= Louise Outhwaite =

Marie Henrietta Louise Outhwaite (née Roget) (1811 – 4 July 1905) was a French-born New Zealand settler. She was a leading figure in the Catholic church in Auckland and a close friend and supporter of Suzanne Aubert.

==Biography==
Outhwaite was born in Paris, France, in 1811. She met and married an Anglican Englishman, Thomas Outhwaite, in Paris. The couple arrived in Auckland in 1841 aboard the Tyne. They expected their stay in New Zealand to be short, and left their four-year-old daughter Victorine (born in Paris in 1837) with her French grandmother in Paris. Events developed differently however, and the Outhwaites and Victorine did not reunite until 1855 when they travelled to England and France with their three New Zealand-born children, Isa (born 1842), Charles (born 1845) and William (born 1847).

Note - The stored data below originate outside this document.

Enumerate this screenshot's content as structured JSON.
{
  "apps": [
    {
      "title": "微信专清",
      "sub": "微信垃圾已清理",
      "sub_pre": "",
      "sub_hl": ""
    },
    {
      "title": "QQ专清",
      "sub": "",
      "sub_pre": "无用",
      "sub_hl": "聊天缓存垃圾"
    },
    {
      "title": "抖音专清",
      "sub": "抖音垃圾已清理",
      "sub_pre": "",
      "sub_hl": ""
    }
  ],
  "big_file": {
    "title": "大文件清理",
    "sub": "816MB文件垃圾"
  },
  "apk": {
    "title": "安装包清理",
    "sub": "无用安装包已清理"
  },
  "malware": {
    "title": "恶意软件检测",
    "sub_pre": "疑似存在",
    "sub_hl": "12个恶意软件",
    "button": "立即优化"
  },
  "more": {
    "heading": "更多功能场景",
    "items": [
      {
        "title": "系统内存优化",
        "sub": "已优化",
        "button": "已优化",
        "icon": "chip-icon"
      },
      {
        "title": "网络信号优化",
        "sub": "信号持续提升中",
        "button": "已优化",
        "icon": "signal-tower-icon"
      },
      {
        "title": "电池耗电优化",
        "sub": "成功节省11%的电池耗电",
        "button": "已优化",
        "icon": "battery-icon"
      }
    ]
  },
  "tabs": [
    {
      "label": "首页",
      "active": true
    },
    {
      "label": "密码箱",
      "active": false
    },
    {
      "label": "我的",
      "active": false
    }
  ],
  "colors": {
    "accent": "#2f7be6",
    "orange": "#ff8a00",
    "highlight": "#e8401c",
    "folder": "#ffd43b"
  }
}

Outhwaite's husband became the first registrar of the Supreme Court in New Zealand, and the couple became involved in social and philanthropic works in Auckland. Outhwaite became acquainted with Suzanne Aubert and her Catholic order of nuns, and supported her work. In 1871 Aubert stayed with the Outhwaites for six weeks when she had to move out of her cottage at Shelly Bay.